Когда она ощупью пробиралась к двери-ловушке, то пальцами вновь ощутила те гладкие поверхности и ажурные каменные узоры, похожие на замерзшие кружева. Ей нестерпимо захотелось зажечь фонарь, еще раз увидеть — хоть на мгновение! — изрезанные временем камни, очарование мерцающих огней. Ара плотнее зажмурилась и поспешила прочь.

7

Великое сокровище

Никогда еще ежедневные заботы не казались ей столь многочисленными, столь маловажными и столь долгими. Все эти бледные беспокойные девочки-ученицы со своими тайными делишками, все эти важные жрицы, на вид суровые и холодные, а на самом деле опутанные тайными сетями зависти, несчастий, мелких амбиций и нерастраченных страстей, — все эти женщины, среди которых она жила всегда, которые составляли для нее мир людей, теперь казались ей просто жалкими и надоедливыми.

Но сама она служит Великим Силам; она жрица мрачной Ночи и свободна от мелочной суеты. Она не обязана заботиться об однообразном убожестве их быта, когда единственная отрада — более густой слой жира на чечевице в твоей тарелке, а не в тарелке соседки… Она свободна ото всех этих забот, связанных с дневной жизнью. Там, под землей, дня не существует, там всегда ночь, только ночь.

И в этой бесконечной ночи — ее узник: темнокожий человек, владеющий тайным мастерством колдуна; на нем железные оковы, он заперт среди каменных стен и ждет, что принесет она ему на этот раз: воду, хлеб и жизнь или мясницкий нож, чашу для жертвенной крови и смерть.

Она никому, кроме Коссил, не говорила о проникшем в Лабиринт мужчине, ну а Коссил, разумеется, тоже. Теперь узник уже три дня и три ночи находился в Расписной Комнате, но Коссил так и не задала Аре ни одного вопроса. Может, она считает, что мужчина умер и Ара велела Манану оттащить его труп в Комнату Скелетов? Что-то не похоже на Коссил. Слишком редко она принимает что-нибудь на веру. Но Ара решила, что ничего страшного в молчании Коссил нет: она ведь сама хотела, чтобы вся эта история оставалась в тайне, а кроме того, ненавидела, когда ее, Верховную Жрицу, вынуждали задавать вопросы. Да еще после того, как Ара сказала, чтобы она не лезла не в свое дело. Коссил просто подчинилась приказанию Единственной.

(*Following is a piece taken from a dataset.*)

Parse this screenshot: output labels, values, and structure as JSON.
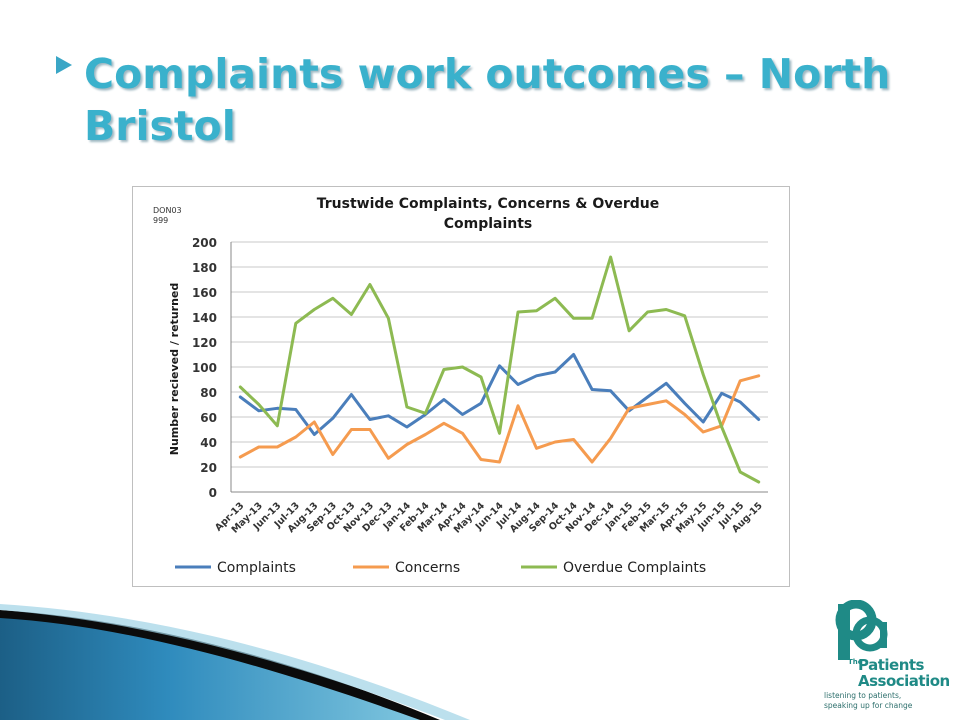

Но если считается, что этот человек в Лабиринте умер, то Ара не может больше просить для него еду. Что ж, придется обойтись без еды самой, время от времени воруя в кладовой яблоки и лук. Завтрак и ужин ей в Малый Дом приносили, поскольку она заявила, что предпочитает есть в одиночестве. И каждую ночь она относила всю свою еду в Расписную Комнату, оставляя себе лишь суп. Она привыкла к постам, дня по четыре легко могла обойтись совсем без еды, так что пока не придавала этому особого значения. Пленник заглатывал приносимую ею жалкую порцию хлеба, сыра и фасоли, как жаба муху: хоп — и готово! Совершенно очевидно, что он мог бы съесть и раз в пять-шесть больше; но каждый день он так торжественно благодарил ее, словно она задала ему настоящий пир. О пирах во дворце Короля-Бога она слыхала; во всех этих историях рассказывалось об оковалках жареного мяса, толстых, намазанных маслом ломтях хлеба, о вине в хрустальных бокалах… Все-таки этот волшебник был очень странным!

— А как живут люди на Внутренних Островах?

Она принесла из Храма маленький складной стульчик из слоновой кости, так что теперь у нее не было необходимости стоять, задавая ему вопросы, и не нужно было садиться на пол, оказываясь при этом на одном уровне с ним, узником.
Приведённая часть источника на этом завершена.